If a young child does not receive sufficient nurturing, nutrition, parental interaction, and stimulus during this crucial period, the child may be left with a developmental deficit that hampers his or her success in preschool, kindergarten, and beyond. These are the underlying facts taught in primary teacher courses.

While in developed nations today such scenarios are fortunately rare there is a danger of a false belief that more hours of formal education for the very young child yields greater benefits for the child than a balance between formal education and time spent with family. A systematic review of the international evidence suggests that the benefits of early childhood education come from the experience itself of participation and that more than 2.5 hours a day does not greatly add to child development outcome especially if this means the young child is missing out on other experiences and family contact.

Admission Open 2012-13

one yr Program in Nursery Teacher Training
one yr Program in Primary Teacher training
one yr B.Ed ( Admission assistance )
100% placement  assistance
one month training in school
UGC recognised University

location- J-198 ,Rajouri Garden Metro Station ,Delhi
Call- IIPS – 9212441844,65100006

URL-  http://www.nurseryteachertraining.co.in/

Opportunities in the profession of teaching

The Right to Education Bill has been passed in India.This bill would bring about a revolution in the field of education in India.It aims at providing education to all children of India by creating good educational infrastructure and appointing trained educators.This will make education meaningful in real means.This bill has brought about enormous opportunities in the profession of teaching. In the coming years large number of teachers would be recruited in govt and private sector. The first and the foremost requirement is that the applicant candidate should have done any of the following i.e.

 

nursery teacher training ,primary teacher training, B.ed.

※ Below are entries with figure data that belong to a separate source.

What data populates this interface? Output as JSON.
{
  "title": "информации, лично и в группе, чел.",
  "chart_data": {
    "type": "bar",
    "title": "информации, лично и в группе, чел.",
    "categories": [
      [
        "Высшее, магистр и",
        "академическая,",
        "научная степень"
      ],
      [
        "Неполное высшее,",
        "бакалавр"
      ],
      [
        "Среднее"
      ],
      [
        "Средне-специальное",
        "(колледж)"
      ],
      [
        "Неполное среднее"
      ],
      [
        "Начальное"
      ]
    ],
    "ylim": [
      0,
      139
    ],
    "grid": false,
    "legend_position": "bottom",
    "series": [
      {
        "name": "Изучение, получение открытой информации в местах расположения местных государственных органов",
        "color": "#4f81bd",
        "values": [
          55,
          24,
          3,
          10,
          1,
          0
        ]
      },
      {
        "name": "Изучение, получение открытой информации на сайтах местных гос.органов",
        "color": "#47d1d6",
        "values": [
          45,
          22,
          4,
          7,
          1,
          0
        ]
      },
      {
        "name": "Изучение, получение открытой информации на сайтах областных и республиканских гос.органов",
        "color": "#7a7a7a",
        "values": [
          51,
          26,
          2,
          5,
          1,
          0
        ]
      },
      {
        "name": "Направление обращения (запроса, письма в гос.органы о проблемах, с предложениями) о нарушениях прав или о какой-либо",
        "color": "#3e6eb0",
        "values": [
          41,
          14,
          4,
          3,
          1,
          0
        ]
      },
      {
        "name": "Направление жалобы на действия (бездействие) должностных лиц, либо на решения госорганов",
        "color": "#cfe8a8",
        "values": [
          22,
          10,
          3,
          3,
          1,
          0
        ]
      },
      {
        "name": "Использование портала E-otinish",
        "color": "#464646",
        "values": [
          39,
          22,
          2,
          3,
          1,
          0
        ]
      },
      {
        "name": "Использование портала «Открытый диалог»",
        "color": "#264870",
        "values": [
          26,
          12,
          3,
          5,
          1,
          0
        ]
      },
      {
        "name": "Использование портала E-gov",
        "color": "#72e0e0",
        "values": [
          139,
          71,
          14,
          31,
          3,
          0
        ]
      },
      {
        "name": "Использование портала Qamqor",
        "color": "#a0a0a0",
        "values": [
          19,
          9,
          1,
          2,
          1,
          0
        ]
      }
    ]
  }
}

A sudden rise has been seen in the candidates applying for the various teacher training courses. The fee structure of such course varies from 30-40,000. But the lucrative pay scales in teaching profession compel the female candidates especially to go for such teacher training courses. The information statistics show a rise in the number of enrolments in various govt and private institutes. The govt sector gives the jobs to teachers through entrance test and interviews. Whereas the private schools give jobs by interviewing the candidates. Some good teacher training institutes also help the students in getting jobs in private sector. It includes the DIET, Indoss polytechnia, vidya training institute etc. This profession is in its best blooming days. People who are already employed with corporate sector are also switching over from their hectic jobs to the field of teaching. And I must say its better late than never. The corporate sector also faces the slump periods which leads to downsizing in companies.So there is a continuous risk of losing the job. But education is a field which can never face such a day as it is now considered a basic necessity of human beings. The schools are big companies providing employment to lakhs of people.

Moreover there is no age limit for doing the teacher training courses and the age limit for applying for teacher’s post even in govt sector is 42 years for females.